Is there a parent who hasn’t experienced a child’s upset, tantrum, eruption into tears, seemingly out of the blue, but often as a response to being denied what he or she wants, or some other kind of frustration? A familiar complaint from parents is that “no” to an unreasonable request, like candy before dinner, or taking mom’s iPhone into the bath, results in a meltdown.
In a discussion with a group of parents recently, this subject was raised by a mother who asked if it was unrealistic to reason with a two year old. Trying to reason with a child is a familiar response when a child wants things that a parent either can’t, or doesn’t want to accede to – and is most often unsuccessful. Why do we do it, and why doesn’t it work?
When you stop to think about it, reasoning with a child means offering reasons that will explain why he can’t have what he wants. The thought – or hope – is that the reasons we offer will persuade the child to give up an unreasonable desire on his part. But most often, adult logic is no match for childhood emotion. Much of the time, what seems reasonable to an adult seems most unreasonable from a child’s point of view. Beyond that, a lot goes into giving up something we want desperately – and children can feel desperate about what they want.
If you think about it in adult terms, imagine wanting to buy something we see that we really want. (Children’s upsets can often be a response to wanting you to buy something for them.) Of course, there are times when we might give in to an impulse just to buy it. Most of the time, however, we would stop to consider the cost, the effect on our budget, what else we might have to give up in order to have what we want right now.
That means the ability to think beyond the desire of the moment, to delay gratification, and to tolerate the frustration of not having what we want. These are hard won abilities gained through a process of maturation over time. Young children are only at the beginning of that process and are still operating through the pleasure principle in large measure. The idea of the future (you can have it for your birthday), is still beyond them. Delaying gratification is too difficult, and the desire of the moment is emotionally more compelling than any abstract reason that makes that impossible.
In thinking about why we try through reason to persuade children to give up what they want, one motivation that often emerges is the wish to try to prevent, or forestall, the emotional reaction – or meltdown – that may follow denying a child’s wish. The failure of reasoning at times leads parents to “give in” to what children want in order to avoid the scene that may follow their refusal. Everyone does that at times, to be sure, but at best it does not lead to a particularly helpful outcome. For one thing, as we all know, children may learn always to use this approach as a way of getting what they want. Unhappily, this then becomes their source of power in dealing with parents who in children’s view are the powerful ones.
In our parent discussion, one mother spoke of trying to be reasonable herself, by offering the child a substitute acceptable to the parent.
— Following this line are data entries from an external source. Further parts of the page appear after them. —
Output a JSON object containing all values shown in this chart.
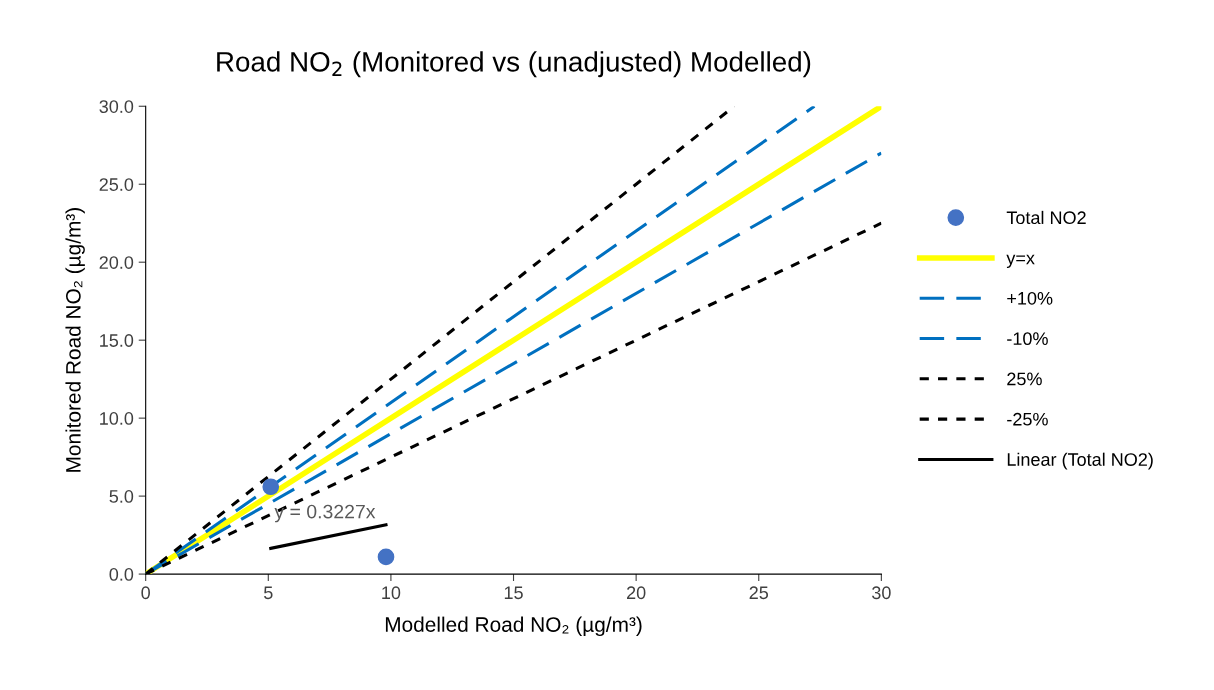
{
  "chart_data": {
    "type": "scatter",
    "title": "Road NO$_{2}$ (Monitored vs (unadjusted) Modelled)",
    "xlabel": "Modelled Road NO₂ (µg/m³)",
    "ylabel": "Monitored Road NO₂ (µg/m³)",
    "xlim": [
      0,
      30
    ],
    "xticks": [
      0,
      5,
      10,
      15,
      20,
      25,
      30
    ],
    "ylim": [
      0,
      30
    ],
    "yticks": [
      {
        "value": 0,
        "label": "0.0"
      },
      {
        "value": 5,
        "label": "5.0"
      },
      {
        "value": 10,
        "label": "10.0"
      },
      {
        "value": 15,
        "label": "15.0"
      },
      {
        "value": 20,
        "label": "20.0"
      },
      {
        "value": 25,
        "label": "25.0"
      },
      {
        "value": 30,
        "label": "30.0"
      }
    ],
    "grid": false,
    "legend": "right",
    "series": [
      {
        "name": "Total NO2",
        "marker": "circle",
        "color": "#4472c4",
        "x": [
          5.1,
          9.8
        ],
        "values": [
          5.6,
          1.1
        ]
      },
      {
        "name": "y=x",
        "type": "line",
        "line_style": "solid",
        "color": "#ffff00",
        "x": [
          0,
          30
        ],
        "values": [
          0,
          30
        ]
      },
      {
        "name": "+10%",
        "type": "line",
        "line_style": "dashed",
        "color": "#0070c0",
        "x": [
          0,
          27.27
        ],
        "values": [
          0,
          30
        ]
      },
      {
        "name": "-10%",
        "type": "line",
        "line_style": "dashed",
        "color": "#0070c0",
        "x": [
          0,
          30
        ],
        "values": [
          0,
          27
        ]
      },
      {
        "name": "25%",
        "type": "line",
        "line_style": "dotted",
        "color": "#000000",
        "x": [
          0,
          24
        ],
        "values": [
          0,
          30
        ]
      },
      {
        "name": "-25%",
        "type": "line",
        "line_style": "dotted",
        "color": "#000000",
        "x": [
          0,
          30
        ],
        "values": [
          0,
          22.5
        ]
      },
      {
        "name": "Linear (Total NO2)",
        "type": "line",
        "line_style": "solid",
        "color": "#000000",
        "x": [
          5.1,
          9.8
        ],
        "values": [
          1.65,
          3.16
        ]
      }
    ],
    "annotations": [
      "y = 0.3227x"
    ]
  }
}
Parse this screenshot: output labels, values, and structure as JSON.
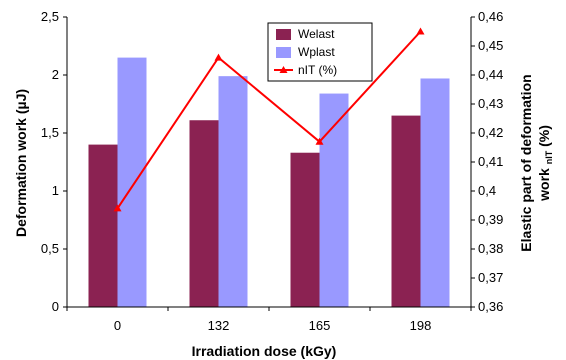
{
  "chart_data": {
    "type": "bar",
    "categories": [
      "0",
      "132",
      "165",
      "198"
    ],
    "series": [
      {
        "name": "Welast",
        "kind": "bar",
        "axis": "left",
        "color": "#8b2252",
        "values": [
          1.4,
          1.61,
          1.33,
          1.65
        ]
      },
      {
        "name": "Wplast",
        "kind": "bar",
        "axis": "left",
        "color": "#9999ff",
        "values": [
          2.15,
          1.99,
          1.84,
          1.97
        ]
      },
      {
        "name": "nIT (%)",
        "kind": "line",
        "axis": "right",
        "color": "#ff0000",
        "values": [
          0.394,
          0.446,
          0.417,
          0.455
        ]
      }
    ],
    "xlabel": "Irradiation dose (kGy)",
    "ylabel": "Deformation work (µJ)",
    "y2label_line1": "Elastic part of deformation",
    "y2label_line2": "work",
    "y2label_sub": "nIT",
    "y2label_unit": "(%)",
    "ylim": [
      0,
      2.5
    ],
    "y2lim": [
      0.36,
      0.46
    ],
    "yticks": [
      "0",
      "0,5",
      "1",
      "1,5",
      "2",
      "2,5"
    ],
    "y2ticks": [
      "0,36",
      "0,37",
      "0,38",
      "0,39",
      "0,4",
      "0,41",
      "0,42",
      "0,43",
      "0,44",
      "0,45",
      "0,46"
    ],
    "grid": false,
    "legend_position": "top-center"
  }
}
This is a helpful strategy at times. Often though, a child is adamant about what he wants and substitutes don’t work. At other times it may be possible to divert a child’s attention to something else he might find interesting. This can be helpful if done before the interaction escalates into a confrontation between parent and child.
Much of the time, however, we are faced with a tantrum or a meltdown. When this does occur, parents often feel a strong need to stop it – first because it is unpleasant, but also because children can work themselves up into such a state that parents feel frightened. Some children will accept comforting from a parent at such times, while others become even more upset at the attempt – as if it shows you don’t understand how terrible this is for them.
Actually, children can become more upset about their own upset – their loss of control – than you are. Although, as a father in the group said, a few minutes later it is as if it never happened, children don’t know that. Their feelings of the moment seem permanent to them – they will never get over this. That’s why one of the most helpful things we can do as parents is to reassure a child that he will feel better soon. If we don’t get upset along with him, and are sure this will pass, he feels reassured that maybe the world is not at an end.
The fact is, that as difficult as these episodes are for us as parents, they really are a necessary step in children learning that, “you can’t always have what you want,” and still survive – even be happy again.